When a pull request is made, the following automated tests will occur:

• CodeQL will check the code in the pull request for vulnerabilities.
• Dangerfile will do tests for syntax and spelling. The Dangerfile file in the root directory of the repository, along with the files in the .dangerfile directory, contain the specific tests that are performed.

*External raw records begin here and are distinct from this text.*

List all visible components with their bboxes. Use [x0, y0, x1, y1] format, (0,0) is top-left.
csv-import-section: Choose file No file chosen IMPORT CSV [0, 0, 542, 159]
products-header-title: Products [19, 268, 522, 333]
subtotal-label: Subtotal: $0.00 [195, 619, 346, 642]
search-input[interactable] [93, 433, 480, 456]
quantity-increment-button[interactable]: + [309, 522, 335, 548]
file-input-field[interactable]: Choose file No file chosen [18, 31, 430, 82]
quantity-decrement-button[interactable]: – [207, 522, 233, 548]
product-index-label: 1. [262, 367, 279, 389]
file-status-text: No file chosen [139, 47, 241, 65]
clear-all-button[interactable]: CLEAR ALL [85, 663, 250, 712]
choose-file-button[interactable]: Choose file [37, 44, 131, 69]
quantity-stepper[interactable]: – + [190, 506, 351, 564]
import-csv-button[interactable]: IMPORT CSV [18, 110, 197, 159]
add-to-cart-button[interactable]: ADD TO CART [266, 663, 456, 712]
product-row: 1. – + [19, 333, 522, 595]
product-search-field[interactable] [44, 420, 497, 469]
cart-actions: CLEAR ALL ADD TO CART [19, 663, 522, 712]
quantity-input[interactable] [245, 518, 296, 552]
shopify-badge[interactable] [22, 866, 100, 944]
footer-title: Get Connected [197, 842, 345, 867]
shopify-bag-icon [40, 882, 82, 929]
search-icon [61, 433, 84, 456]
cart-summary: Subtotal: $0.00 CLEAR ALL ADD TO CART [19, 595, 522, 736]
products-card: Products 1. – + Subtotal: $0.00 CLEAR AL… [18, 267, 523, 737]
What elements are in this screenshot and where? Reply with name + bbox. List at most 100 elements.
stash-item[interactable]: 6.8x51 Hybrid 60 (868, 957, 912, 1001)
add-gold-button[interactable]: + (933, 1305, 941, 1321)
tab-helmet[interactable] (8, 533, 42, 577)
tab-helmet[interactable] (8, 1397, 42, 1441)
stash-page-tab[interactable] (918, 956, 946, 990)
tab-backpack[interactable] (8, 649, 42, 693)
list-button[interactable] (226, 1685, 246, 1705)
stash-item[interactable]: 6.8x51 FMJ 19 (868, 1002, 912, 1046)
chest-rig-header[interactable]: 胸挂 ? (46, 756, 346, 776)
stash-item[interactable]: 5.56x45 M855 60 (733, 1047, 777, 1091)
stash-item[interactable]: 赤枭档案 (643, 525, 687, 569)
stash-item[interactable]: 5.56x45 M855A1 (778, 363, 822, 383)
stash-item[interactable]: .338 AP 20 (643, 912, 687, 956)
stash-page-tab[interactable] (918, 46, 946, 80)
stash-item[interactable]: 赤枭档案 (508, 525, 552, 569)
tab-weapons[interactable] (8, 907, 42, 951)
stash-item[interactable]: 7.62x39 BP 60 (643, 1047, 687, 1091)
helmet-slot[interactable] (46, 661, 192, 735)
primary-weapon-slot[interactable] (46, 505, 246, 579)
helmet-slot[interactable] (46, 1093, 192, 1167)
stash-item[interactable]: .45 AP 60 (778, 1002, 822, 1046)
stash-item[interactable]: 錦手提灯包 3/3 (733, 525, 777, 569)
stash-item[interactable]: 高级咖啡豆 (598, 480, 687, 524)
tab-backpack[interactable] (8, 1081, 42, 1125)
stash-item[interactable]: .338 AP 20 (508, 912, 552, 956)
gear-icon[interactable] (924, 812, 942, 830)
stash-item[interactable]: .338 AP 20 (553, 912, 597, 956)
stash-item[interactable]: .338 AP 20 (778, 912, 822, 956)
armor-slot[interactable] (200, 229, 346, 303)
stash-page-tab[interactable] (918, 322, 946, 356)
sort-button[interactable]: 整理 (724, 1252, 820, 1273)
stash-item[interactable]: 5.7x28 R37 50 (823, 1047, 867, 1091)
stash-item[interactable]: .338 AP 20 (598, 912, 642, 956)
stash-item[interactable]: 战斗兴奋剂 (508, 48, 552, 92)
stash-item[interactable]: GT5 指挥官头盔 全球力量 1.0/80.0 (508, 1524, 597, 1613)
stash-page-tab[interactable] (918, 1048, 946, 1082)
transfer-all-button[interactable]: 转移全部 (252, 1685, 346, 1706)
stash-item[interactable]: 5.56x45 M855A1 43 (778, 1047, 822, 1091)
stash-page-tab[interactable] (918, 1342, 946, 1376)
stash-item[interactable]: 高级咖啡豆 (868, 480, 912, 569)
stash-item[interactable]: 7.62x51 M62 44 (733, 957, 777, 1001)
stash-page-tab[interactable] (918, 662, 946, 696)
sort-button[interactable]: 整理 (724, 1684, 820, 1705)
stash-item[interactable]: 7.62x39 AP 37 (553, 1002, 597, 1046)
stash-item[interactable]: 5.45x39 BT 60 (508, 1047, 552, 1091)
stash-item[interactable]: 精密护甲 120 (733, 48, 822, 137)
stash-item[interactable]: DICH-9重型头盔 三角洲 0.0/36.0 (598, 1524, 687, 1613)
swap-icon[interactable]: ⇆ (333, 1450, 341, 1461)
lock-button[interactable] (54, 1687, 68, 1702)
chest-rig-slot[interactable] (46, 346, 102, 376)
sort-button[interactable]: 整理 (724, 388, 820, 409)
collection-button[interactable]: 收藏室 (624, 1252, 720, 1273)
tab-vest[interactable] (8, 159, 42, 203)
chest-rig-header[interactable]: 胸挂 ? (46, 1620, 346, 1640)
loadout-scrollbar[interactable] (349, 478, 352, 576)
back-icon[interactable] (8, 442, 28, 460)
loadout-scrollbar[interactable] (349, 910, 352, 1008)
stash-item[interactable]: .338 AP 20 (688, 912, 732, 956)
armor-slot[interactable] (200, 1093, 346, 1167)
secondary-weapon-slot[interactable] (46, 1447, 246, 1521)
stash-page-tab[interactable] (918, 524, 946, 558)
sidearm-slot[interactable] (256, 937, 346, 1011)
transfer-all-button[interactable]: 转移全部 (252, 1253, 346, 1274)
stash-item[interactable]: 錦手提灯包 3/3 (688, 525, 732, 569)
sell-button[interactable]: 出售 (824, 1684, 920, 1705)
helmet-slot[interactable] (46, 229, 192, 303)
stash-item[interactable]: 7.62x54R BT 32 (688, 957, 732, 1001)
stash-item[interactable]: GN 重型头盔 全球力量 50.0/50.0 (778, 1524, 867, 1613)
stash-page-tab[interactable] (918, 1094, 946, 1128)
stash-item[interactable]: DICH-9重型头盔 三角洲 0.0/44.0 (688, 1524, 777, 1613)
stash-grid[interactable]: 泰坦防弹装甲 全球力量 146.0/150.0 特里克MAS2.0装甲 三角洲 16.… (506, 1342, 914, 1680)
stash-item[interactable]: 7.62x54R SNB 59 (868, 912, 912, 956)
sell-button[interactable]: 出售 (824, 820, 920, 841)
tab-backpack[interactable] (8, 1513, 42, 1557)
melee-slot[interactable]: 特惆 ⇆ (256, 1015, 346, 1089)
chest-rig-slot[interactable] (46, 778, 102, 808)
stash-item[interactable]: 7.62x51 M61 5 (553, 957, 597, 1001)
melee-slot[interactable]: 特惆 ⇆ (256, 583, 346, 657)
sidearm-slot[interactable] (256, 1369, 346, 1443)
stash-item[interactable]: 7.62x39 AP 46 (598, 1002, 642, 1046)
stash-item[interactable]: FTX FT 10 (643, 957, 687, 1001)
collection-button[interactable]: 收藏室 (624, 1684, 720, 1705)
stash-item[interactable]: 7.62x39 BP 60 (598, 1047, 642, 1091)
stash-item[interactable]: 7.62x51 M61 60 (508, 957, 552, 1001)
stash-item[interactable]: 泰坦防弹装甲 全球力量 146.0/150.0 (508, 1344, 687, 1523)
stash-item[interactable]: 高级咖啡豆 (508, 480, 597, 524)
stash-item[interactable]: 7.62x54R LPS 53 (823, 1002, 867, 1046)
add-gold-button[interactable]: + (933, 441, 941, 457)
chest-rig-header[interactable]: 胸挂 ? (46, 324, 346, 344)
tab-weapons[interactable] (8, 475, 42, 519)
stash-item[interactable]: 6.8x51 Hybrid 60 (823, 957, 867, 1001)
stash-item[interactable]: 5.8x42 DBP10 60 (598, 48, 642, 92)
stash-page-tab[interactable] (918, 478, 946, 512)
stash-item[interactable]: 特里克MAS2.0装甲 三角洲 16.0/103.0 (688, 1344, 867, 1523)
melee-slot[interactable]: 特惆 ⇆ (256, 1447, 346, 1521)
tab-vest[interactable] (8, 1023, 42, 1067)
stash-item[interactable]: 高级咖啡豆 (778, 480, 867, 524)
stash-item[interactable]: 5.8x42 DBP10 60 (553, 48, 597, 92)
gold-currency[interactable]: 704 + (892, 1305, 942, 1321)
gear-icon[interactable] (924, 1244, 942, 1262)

Any issues identified by automated testing will be raised as notes within the pull request as either warnings or errors. There is no hard requirement for all tests to pass to merge a pull request but every warning or error should be reviewed in detail to ensure it hasn't identified a legitimate problem.

Branch Structure

The "main" branch is the production branch intended for day-to-day usage. Other branches are for development and, once development work is done, should be merged into the "main" branch via pull request. Branches should be deleted after being merged.

Directory Structure

• /: The root directory of the repository contains various configuration files used by git, GitHub, Dangerfile, VSCode, etc. as well as this README.md file.
• /.dangerfile: Contains various tests that are executed via Dangerfile when a pull request is made to the "main" branch.
• /.data: Contains fake data for simulating API responses.
• /.github: Contains Github-specific configurations, such as issue templates and workflows.
• /.vscode: Contains configuration data for VSCode.
• /exercises: Contains exercises where the student needs to build their own policy template.
• /lessons: Contains lessons with interactive development to learn policy template development.
• /setup: Contains instructions for the student to configure their local workstation.
• /supplemental: Contains supplemental materials that may be useful for learning or teaching policy development that are not part of the training itself.

GitHub Workflows

The following GitHub Workflows perform automated tasks for this repository:

• Test Changes: Performs Dangerfile testing when a pull request to the "main" branch is made.